Beyond the main types of annuities, there are hybrid products. These include multi-year guaranteed annuities, fixed-indexed annuities, and registered indexed-linked annuities.
While these complex products have grown in popularity, it’s important to be aware of the costs that come with owning them. “Most variable annuities are absolutely loaded with fees,” says Devin Carroll, owner of the Carroll Advisory Group. “You’ve got mortality charges, administrative fees, rider expenses, and underlying investment expenses. Over time, those layers of fees start to take big bites out of your returns.”
Indexed annuities are often so complex due to a host of factors such as participation rates, cap rates, and the composition of the underlying index, which can make it challenging to understand what you’re truly investing in.

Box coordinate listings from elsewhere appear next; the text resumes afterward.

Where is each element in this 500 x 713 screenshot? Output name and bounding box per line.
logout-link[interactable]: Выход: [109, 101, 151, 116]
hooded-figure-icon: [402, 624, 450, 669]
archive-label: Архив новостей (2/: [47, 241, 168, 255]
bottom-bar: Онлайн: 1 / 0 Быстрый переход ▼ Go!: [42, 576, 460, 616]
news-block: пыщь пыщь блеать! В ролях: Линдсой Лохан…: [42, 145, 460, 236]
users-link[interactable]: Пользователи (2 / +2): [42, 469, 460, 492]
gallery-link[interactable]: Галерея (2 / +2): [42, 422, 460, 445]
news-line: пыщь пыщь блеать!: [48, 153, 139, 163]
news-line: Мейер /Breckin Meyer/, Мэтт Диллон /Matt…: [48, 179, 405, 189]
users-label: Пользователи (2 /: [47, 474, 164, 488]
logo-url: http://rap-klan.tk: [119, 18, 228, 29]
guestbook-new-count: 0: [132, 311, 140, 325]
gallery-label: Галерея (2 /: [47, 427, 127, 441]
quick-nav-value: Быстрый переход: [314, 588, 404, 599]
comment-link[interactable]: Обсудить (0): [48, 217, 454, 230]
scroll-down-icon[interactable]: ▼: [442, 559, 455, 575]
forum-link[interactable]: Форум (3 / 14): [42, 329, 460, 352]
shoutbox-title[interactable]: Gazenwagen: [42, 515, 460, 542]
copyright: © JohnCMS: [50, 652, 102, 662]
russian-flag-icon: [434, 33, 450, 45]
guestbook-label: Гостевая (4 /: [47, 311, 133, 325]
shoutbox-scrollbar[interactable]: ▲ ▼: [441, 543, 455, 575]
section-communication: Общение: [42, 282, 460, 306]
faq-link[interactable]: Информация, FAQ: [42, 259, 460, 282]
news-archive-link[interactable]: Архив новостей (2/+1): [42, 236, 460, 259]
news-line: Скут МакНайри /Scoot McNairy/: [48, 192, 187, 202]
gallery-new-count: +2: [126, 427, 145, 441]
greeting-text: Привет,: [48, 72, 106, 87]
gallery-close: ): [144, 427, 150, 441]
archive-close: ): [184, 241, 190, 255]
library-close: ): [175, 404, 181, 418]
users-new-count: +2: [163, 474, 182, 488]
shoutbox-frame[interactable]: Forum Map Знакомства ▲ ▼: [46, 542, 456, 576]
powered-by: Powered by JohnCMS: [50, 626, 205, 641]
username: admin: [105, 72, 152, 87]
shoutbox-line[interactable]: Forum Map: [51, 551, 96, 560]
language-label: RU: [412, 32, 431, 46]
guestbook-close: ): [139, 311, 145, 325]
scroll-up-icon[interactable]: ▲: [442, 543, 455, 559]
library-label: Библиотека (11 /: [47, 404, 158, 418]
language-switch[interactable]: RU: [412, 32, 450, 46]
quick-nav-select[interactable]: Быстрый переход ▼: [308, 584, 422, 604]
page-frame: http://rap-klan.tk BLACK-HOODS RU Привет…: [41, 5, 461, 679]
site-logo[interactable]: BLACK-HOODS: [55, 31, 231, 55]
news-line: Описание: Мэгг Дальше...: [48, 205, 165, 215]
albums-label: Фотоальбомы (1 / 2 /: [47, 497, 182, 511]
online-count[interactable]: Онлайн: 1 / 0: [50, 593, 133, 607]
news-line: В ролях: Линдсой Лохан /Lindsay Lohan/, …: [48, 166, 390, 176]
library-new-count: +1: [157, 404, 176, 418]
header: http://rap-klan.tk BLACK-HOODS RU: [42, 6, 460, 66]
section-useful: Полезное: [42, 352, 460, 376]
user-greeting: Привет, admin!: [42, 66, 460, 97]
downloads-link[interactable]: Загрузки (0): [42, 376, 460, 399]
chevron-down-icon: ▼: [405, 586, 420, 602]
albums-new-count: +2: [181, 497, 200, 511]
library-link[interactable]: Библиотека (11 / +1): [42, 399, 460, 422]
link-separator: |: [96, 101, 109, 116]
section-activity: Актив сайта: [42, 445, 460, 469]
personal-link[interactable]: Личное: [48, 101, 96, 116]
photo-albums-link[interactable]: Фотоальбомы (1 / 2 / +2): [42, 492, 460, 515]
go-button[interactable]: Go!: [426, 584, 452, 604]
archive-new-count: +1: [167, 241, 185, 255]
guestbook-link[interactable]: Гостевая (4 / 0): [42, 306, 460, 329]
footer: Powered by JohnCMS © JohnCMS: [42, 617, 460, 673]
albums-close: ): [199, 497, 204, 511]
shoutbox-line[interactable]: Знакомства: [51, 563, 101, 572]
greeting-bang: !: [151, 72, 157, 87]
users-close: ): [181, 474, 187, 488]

How to Create a DIY Annuity
Typically, annuities return between 4% and 8% annually depending on the type, but come with a host of fees like surrender charges, commission fees, and annual fees that meaningfully cut into your net retirement savings over time.
Instead, you can take a do-it-yourself approach to replicating an annuity to help generate predictable lifetime income. “With a mix of high-quality bonds, dividend-paying stocks, and a well-structured withdrawal strategy, you can replicate the benefits of an annuity while keeping full control of your money,” says Carroll.
To build your own annuity, consider the following income-generating investments to choose from:
Income-Generating Investments for DIY Annuities | ||
---|---|---|
Type | Interest Rate / Yield | Interest Paid |
12-Month Certificates of Deposit (CD) | 1.62% | Typically at maturity |
10-Year U.S. Treasuries | 4.25% | Biannually |
Investment-grade bonds | 3.55% | Biannually |
U.S. corporate bonds | 5.30% | Biannually |
5-Year Treasury Inflation Protected Securities (TIPS) | 1.63% | Biannually |
Dividend-paying funds | 3.69% | Quarterly |
Matching Investments to Annuity Types
If you’re looking to build something similar to a fixed annuity, you can construct a portfolio of high-quality bonds that generate predictable income that typically pay distributions semiannually.
In addition, you could theoretically invest in dividend-paying funds that hold companies with strong dividend track records, such as Ford Motor and Verizon. To make the most out of your investment, consider funds with low management fees that limit the impact on your net return. The iShares Select Dividend ETF, for example, has fairly low management fees of 0.38%.
If you’re comfortable with more risk in exchange for higher returns, U.S. corporate bonds pay out an interest rate of about 5.3%. In contrast, certificates of deposit have the lowest risk, but pay an interest rate of under 2%, with the interest typically paid at the end of the term.
Fast Fact
With an effective interest rate of 5.30% (as of June 2025), U.S. corporate bond yields have jumped by more than double since 2020.
Pros and Cons of a DIY Annuity
Of course, a homegrown annuity has its own set of pros and cons.
Pros:
- Lower fees
- Full control over your money
- Greater flexibility in asset allocation
Cons:
- Requires time, planning, and investment knowledge
- Portfolio performance may vary with interest rates
- Lacks the guaranteed income floor of an annuity
It takes time to build a portfolio of investments that fit with your goals and risk tolerance. But with the right discipline, you can conceivably save yourself thousands of dollars that would otherwise be lost to the high fees that come with handing your money to an insurance company.
The Bottom Line
If you’re looking to build your own annuity with higher returns, you can choose from a number of income-generating investments that offer competitive yields. Thanks to today’s high interest rate climate, corporate bonds, investment-grade bonds, or even longer-dated Treasuries are all yielding above 4%.
By putting together a carefully constructed portfolio, a do-it-yourself approach allows you to be in full control of your own retirement savings that can leave you with more money in your pocket over the long-term.